The fundamental shift brought about by the Scheme was that the registration of a child support liability with the Child Support Scheme converts "a personal obligation into a debt owed to the Australian government collected by the Child Support Agency. Through the elimination of the need for private enforcement action, the Scheme sought to improve the working relationship between parents by reducing the stress and fear often associated with bargaining over money. It also sought to offer a degree of predictability and certainty about payments with respect to amount, regularity, and the timing of payments.

Central to the Scheme is the administrative assessment of child support liability via the application of the child support formula. This formula is expressed as a percentage of the non-resident parent's gross taxable income (after a self support component has been deducted) and is based on the number of dependent children under the daily care of the other parent - with provision for special circumstances. The Scheme removed the need for parents to have recourse to court-based discretionary assessment, which typically produced low child maintenance amounts that did not adjust for inflation.

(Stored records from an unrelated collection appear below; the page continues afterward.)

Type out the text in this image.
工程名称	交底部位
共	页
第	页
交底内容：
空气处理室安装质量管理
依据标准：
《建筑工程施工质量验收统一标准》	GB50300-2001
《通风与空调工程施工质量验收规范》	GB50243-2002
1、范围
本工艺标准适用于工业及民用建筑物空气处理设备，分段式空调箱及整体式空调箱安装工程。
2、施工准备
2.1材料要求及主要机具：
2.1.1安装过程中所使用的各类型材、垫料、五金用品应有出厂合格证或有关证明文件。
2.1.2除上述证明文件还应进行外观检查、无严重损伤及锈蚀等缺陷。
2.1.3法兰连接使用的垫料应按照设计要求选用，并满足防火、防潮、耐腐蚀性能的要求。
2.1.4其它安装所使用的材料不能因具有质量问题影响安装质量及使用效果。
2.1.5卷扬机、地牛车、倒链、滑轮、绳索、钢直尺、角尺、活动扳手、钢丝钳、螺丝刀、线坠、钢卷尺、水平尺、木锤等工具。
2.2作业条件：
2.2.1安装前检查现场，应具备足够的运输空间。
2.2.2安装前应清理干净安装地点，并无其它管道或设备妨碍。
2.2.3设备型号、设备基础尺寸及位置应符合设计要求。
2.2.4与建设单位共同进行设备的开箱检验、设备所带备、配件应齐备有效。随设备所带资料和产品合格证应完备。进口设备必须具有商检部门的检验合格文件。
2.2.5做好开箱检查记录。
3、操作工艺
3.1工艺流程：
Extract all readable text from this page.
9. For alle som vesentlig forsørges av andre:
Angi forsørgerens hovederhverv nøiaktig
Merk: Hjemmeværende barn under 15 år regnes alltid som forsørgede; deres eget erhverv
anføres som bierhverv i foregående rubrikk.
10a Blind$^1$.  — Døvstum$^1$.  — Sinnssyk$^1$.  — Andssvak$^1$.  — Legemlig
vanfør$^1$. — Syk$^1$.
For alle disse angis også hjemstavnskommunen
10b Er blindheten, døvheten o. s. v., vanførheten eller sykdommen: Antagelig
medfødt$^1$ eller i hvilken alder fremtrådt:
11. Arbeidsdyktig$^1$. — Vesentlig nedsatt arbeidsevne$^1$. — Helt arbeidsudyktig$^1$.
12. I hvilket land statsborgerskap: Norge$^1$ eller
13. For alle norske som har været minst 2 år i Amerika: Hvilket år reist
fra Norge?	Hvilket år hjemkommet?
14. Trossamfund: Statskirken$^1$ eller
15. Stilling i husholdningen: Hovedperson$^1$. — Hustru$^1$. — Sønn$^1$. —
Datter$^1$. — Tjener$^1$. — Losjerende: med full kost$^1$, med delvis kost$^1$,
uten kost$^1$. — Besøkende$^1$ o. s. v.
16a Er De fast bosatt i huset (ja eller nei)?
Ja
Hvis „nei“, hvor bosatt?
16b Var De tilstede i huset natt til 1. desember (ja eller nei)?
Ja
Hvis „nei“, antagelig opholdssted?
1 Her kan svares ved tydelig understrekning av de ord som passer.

The following mechanisms are used against fathers that renege on their maintenance:

 

         Have their tax monies intercepted.

 

         Have garnishee orders on their salaries - NB. Garnishee orders do not require a court action.

 

         Money is deducted from their bank accounts.

 

         They are denied permission to travel abroad.


RECOMMENDATIONS


The Portfolio Committee on Social Development recommends that:

 

Our committee commends Parliament for having allowed it to undertake the study tour to Australia. It is however of the view that as it is expected


To oversee SASSA; an entity that has a budget of about R55 billion. which is somewhat unique in South Africa, another other bigger delegation or two including a researcher should be allowed to undertake similar study tours to other countries with a similar socio-economic profile as South Africa. This, it believes, will assist immensely in capacitating and orientating its membership about the critical aspects relating to expert management of people, structures and processes in the Agency. The fact that the rollout of SASSA is currently underway and the committee is expected to effectively oversee it requires that Parliament provides our committee with adequate financial resources to undertake such trips as a matter of urgency.